Solo che il documento fisico ce l’ha l’altro figlio, che però non è in circolazione in questi giorni. Così debbo farmi fare le foto, farmele spedire sullo smartphone, e se n’è andata una mattina. Il giorno dopo torno, con le foto, ma non c’è l’impiegata di prima, c’è un altro. Che mi guarda come una lucertola. Ma caro signore, ma le pare che io mi posso accontentare di due foto? Ma la sua collega mi ha detto che andavano bene. Quello s’irrigidisce che pare la Giustizia offesa, no, guardi, non scherziamo, o mi porta l’anziana o mi porta il documento quello vero. Avanti il prossimo.
E due. Faccio in modo da ottenere la preziosa carta d’identità plastificata, un giro dantesco che non vi dico, e, il giorno di poi, eccomi per la terza volta all’ufficio postale; ho anche provveduto a farmi fare “la delega”, che sarebbe la firma di mia madre che non può più neanche firmare, ma transeat. Qui si apre una scena madre da tregenda; dopo avermi guardato con un disprezzo da novax, pretendono: il documento di mia madre; un documento mio; scansionano quello; fotocopiano quest’altro; scorrono fiumi di carte alla faccia del rispetto ambientale; ma non è finita, quando finalmente l’addetto reperisce la enigmatica raccomandata, altre verifiche, altri fogli, timbri, scansioni e io mi sento sempre più Totò Riina; dulcis in fundo, la firma: prima digitale, sulla tavoletta elettronica, poi, per completezza, manuale sull’ennesimo pezzo di carta. Il tutto nell’anno di disgrazia 2022. Piano di resilienza e resistenza, Europa che vuole le grandi riforme tecnologiche, ti saluto.

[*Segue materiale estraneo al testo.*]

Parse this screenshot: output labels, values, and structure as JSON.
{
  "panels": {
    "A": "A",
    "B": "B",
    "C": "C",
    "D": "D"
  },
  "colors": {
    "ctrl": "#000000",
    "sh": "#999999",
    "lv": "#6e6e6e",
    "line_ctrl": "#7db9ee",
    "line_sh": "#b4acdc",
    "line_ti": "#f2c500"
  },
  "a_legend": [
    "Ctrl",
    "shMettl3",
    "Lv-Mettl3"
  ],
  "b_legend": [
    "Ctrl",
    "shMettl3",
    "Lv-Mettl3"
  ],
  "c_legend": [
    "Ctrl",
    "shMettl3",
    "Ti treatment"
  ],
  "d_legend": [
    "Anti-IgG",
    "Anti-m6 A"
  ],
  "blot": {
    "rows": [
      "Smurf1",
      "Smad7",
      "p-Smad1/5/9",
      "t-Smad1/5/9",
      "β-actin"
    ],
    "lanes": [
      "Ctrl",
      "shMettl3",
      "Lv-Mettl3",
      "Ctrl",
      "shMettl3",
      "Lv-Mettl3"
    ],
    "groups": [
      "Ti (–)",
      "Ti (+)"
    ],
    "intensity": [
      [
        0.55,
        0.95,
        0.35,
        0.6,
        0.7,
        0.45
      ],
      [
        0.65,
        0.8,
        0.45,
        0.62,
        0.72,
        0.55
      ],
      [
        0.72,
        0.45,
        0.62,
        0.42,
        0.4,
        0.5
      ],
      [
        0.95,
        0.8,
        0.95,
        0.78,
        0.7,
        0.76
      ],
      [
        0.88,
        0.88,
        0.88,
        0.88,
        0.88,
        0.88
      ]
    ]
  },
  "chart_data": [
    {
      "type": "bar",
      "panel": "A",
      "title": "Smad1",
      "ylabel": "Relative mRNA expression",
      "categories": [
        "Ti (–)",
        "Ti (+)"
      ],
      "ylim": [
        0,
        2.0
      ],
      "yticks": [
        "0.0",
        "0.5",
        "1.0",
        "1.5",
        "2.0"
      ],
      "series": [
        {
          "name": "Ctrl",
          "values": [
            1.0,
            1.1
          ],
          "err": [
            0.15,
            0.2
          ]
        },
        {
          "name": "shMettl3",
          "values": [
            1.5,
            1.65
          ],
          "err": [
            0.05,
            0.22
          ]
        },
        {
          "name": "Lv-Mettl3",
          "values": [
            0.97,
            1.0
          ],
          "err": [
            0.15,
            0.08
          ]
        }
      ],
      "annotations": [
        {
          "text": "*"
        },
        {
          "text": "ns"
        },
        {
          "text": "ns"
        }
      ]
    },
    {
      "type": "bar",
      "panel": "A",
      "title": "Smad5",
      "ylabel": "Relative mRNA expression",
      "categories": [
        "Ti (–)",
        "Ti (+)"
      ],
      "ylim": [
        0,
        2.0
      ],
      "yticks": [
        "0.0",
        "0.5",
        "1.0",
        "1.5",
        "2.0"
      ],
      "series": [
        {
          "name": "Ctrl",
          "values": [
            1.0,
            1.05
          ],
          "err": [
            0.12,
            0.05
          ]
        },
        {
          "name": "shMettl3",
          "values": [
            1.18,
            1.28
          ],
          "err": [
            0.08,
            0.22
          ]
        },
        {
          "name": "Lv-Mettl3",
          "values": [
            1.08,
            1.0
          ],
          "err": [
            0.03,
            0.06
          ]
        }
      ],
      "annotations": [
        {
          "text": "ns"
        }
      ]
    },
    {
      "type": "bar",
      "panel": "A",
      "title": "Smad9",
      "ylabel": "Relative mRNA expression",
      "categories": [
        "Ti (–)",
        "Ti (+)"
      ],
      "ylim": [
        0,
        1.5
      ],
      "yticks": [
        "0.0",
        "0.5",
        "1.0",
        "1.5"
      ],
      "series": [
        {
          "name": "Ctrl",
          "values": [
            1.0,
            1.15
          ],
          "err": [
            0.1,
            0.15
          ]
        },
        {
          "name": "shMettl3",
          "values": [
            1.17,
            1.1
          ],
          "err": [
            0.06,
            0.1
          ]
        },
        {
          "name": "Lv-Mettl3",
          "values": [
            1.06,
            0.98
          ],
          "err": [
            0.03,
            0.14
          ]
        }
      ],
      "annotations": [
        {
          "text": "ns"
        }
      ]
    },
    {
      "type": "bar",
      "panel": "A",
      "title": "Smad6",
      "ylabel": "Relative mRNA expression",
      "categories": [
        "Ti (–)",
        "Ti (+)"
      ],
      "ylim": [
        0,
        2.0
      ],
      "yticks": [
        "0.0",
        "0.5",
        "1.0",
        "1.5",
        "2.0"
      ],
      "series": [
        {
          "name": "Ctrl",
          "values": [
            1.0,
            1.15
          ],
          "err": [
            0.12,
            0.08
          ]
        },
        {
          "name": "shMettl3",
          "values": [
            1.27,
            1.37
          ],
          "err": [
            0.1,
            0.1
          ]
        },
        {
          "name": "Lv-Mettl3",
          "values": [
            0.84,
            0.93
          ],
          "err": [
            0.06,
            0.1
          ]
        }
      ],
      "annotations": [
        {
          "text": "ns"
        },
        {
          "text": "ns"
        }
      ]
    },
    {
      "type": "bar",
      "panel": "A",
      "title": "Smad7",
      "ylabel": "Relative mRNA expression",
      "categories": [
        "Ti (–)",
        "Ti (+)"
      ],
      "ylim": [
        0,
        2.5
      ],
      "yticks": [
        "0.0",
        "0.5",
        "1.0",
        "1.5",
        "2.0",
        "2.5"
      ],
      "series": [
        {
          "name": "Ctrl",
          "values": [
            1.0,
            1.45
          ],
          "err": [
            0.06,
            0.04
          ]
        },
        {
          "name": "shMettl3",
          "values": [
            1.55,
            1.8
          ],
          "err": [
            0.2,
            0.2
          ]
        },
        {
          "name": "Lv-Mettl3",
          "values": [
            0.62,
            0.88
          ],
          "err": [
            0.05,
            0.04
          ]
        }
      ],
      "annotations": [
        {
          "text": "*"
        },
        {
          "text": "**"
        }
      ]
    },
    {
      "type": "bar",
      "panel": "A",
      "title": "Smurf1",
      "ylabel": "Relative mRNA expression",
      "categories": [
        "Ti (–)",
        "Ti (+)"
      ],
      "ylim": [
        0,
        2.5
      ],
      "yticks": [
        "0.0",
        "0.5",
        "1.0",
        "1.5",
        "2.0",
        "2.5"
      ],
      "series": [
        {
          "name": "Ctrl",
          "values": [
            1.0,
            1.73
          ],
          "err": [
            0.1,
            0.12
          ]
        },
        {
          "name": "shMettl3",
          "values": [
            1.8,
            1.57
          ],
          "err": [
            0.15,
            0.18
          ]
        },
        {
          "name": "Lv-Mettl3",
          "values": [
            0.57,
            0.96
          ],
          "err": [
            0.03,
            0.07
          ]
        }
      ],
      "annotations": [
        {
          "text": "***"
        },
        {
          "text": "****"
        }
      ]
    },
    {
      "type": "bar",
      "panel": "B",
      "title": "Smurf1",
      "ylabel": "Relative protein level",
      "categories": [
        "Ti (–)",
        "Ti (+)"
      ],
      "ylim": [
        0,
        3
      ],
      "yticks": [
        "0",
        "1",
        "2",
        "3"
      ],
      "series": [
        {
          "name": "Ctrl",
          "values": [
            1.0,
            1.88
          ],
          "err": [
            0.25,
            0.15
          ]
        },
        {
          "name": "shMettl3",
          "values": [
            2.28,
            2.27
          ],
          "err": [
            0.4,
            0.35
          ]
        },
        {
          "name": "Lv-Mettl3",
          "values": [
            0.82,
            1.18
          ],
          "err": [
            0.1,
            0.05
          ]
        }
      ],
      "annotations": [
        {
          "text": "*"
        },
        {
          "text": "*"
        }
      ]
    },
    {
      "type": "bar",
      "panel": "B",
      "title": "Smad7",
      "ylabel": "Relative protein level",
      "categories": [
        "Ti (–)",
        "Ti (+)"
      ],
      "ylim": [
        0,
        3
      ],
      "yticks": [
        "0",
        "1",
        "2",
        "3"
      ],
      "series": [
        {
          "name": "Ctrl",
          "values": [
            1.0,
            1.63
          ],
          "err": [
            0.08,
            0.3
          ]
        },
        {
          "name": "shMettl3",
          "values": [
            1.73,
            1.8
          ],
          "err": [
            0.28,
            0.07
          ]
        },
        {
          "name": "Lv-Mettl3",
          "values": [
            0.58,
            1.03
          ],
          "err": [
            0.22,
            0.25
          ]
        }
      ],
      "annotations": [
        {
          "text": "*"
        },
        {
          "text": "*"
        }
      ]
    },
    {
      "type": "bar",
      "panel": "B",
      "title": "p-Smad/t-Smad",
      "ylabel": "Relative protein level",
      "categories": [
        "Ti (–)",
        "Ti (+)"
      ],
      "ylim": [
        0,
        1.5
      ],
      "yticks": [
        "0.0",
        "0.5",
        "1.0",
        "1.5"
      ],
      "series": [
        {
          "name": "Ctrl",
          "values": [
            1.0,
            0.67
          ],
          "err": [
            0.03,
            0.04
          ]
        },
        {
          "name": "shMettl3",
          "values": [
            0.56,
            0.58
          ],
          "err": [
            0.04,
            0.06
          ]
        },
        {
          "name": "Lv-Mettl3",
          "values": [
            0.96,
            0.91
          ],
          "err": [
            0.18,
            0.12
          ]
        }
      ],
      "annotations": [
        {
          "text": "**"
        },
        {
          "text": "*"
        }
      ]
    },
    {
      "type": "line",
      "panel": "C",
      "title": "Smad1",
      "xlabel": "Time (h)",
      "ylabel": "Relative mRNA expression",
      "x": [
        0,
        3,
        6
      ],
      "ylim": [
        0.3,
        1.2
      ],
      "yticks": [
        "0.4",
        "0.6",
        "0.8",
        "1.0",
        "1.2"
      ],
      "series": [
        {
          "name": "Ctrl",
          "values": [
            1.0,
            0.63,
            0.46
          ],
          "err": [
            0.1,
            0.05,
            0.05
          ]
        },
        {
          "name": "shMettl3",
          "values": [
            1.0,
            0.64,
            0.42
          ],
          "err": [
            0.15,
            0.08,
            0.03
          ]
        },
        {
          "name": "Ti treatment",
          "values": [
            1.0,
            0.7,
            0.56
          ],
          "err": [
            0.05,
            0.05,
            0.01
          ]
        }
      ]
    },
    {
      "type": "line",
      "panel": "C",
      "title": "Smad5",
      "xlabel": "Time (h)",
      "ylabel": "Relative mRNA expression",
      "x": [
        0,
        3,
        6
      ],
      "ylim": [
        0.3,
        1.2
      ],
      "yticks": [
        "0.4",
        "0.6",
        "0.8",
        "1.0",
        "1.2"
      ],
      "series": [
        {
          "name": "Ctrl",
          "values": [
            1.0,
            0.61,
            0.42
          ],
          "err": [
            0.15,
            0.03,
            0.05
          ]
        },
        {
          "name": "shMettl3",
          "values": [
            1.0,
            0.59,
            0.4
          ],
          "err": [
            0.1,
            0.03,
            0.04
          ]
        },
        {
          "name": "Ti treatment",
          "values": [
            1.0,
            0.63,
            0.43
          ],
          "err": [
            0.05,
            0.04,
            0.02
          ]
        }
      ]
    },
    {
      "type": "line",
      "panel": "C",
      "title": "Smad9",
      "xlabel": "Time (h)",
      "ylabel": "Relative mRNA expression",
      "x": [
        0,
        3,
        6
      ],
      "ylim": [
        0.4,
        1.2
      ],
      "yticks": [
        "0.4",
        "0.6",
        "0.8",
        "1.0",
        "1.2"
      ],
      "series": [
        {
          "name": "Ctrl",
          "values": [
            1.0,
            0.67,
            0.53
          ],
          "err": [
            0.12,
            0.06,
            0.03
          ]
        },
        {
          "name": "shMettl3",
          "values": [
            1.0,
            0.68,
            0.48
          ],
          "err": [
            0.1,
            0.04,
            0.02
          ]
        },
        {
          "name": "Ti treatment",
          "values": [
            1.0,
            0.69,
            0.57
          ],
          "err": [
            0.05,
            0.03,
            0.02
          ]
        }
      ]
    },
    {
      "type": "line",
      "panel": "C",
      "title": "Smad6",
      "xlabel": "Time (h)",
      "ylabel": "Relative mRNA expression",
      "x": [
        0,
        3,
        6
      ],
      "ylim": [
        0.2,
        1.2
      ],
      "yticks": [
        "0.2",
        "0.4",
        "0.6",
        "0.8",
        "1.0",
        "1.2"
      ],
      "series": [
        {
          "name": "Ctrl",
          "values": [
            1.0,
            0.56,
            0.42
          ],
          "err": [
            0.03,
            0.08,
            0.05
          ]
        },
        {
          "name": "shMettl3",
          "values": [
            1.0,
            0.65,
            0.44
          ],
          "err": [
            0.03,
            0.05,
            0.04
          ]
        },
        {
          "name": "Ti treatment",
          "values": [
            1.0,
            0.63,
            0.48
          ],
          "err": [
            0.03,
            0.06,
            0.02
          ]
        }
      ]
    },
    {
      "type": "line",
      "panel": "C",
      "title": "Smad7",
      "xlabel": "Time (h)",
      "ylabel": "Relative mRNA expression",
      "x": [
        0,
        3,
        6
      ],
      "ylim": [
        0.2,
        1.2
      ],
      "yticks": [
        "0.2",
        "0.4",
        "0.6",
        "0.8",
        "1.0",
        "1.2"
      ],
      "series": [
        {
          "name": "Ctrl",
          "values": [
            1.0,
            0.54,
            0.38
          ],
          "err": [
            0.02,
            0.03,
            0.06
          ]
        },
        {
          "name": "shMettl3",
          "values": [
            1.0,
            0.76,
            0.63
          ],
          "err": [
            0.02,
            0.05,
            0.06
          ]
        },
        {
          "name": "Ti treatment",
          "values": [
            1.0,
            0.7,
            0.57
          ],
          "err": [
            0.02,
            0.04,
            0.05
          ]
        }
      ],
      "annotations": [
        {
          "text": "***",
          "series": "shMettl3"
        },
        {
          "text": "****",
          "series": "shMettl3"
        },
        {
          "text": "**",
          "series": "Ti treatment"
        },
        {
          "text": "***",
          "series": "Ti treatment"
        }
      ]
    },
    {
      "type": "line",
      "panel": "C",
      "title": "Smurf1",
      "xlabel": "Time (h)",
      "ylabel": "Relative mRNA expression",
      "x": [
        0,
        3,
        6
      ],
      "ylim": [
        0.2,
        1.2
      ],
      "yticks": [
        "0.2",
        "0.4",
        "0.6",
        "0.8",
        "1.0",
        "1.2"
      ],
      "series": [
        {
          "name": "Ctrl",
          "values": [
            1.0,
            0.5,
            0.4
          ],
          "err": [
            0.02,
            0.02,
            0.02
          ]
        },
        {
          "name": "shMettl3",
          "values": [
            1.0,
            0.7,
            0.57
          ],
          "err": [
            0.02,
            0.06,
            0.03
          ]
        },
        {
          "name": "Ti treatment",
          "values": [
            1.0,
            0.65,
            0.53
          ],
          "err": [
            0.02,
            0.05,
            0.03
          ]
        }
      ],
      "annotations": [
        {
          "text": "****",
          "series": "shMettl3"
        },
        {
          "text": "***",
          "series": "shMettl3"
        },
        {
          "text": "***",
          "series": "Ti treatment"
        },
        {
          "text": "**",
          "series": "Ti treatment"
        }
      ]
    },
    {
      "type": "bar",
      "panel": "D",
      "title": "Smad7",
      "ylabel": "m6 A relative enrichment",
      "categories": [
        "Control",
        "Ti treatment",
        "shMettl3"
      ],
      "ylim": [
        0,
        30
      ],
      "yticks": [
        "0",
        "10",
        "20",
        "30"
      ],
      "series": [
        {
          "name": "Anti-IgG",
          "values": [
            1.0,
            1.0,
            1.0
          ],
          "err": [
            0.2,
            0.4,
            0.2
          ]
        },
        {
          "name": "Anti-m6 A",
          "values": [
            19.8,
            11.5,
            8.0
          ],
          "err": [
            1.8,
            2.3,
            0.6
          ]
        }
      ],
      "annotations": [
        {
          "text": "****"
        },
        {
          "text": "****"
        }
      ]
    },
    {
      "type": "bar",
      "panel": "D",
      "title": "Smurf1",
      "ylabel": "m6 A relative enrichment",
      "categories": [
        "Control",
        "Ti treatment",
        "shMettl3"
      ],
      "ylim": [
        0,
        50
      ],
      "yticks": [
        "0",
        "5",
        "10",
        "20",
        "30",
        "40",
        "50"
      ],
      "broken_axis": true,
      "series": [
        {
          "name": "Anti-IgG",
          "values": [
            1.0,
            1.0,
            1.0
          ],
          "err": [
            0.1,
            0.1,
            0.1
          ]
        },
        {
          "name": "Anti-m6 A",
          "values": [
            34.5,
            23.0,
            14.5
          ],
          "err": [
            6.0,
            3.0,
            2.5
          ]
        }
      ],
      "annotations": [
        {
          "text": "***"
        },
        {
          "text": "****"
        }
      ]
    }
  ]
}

E guai a protestare, il funzionario, che è onnipotente e lo sa, capace che s’inventa la qualunque per rimandarti al punto di partenza. Insomma, tre visite e tre giornate perse per cosa? Per una diffida del consorzio idrico, una bolletta rimasta inevasa fra le tante che arrivano alla casa materna. Trentadue euro e spiccioli. Anche questi del consorzio, però: bastava una telefonata, una mail, che li abbiamo a fare tutti questi marchingegni ultrasofisticati, che ci tengono per le palle, se poi non li sappiamo usare per le faccende essenziali? Quanto alle Signore Poste, mai visto tanto rigore: le regole sono regole, questo ormai è il mantra, si tratti di una bolletta o di un greenpass o una mascherina. Ma chi l’avrebbe detto che gli italiani, popolo di casinisti e di furbastri, si sarebbero riscoperti più ligi di tedeschi con ascendenze giapponesi.
Ora, va bene tutto, ma se la nuova normalità è questa, c’è da non uscir più di casa: tracciati, monitorati, greenpassati, ma sempre condannati a perdere i peggiori anni della nostra vita dietro agli adempimenti minimi. Sarà che la tecnologia, come noto, arriva sempre prima dell’uso, i cittadini-schiavi se la ritrovano fra le mani ma, ora che hanno imparato ad assimilarla, quella è già superata e ci sono nuovi strumenti, per nuove facoltà, per nuove disperanti perdite di tempo e siamo sempre da capo a dodici. Se c’è una cosa che questa sciagurata pandemia, rectius questa sciagurata gestione della pandemia, ha confermato, è che non c’è speranza: con le magnifiche sorti e progressive della digitalizzazione, promettevano di abbattere la burocrazia: l’hanno dilatata, potenziata, resa una gigantesca foresta di piante carnivore che inghiottono tutto e tutti. Alla tradizionale maledizione di carte, di timbri, di sportelli, si è aggiunta – non sostituita, aggiunta – l’altra di spid, di poste prioritarie, di IP, di QR, di verifiche digitali, di app, di portali che s’inceppano, di percorsi che si perdono.
Però la pubblicità delle Poste è accattivante, le tue amiche Poste, basta un clic, basta la parola, come un tempo il famoso lassativo. Adesso il governo democratico s’è inventato che i poveri vecchi senza trivaccino non possono ritirare la pensione. Non si sa se vogliano prenderli per fame, ma se lo scopo è sfoltire, è fatica sprecata: basta mandarli a ritirare una raccomandata. Infarto garantito e problema risolto.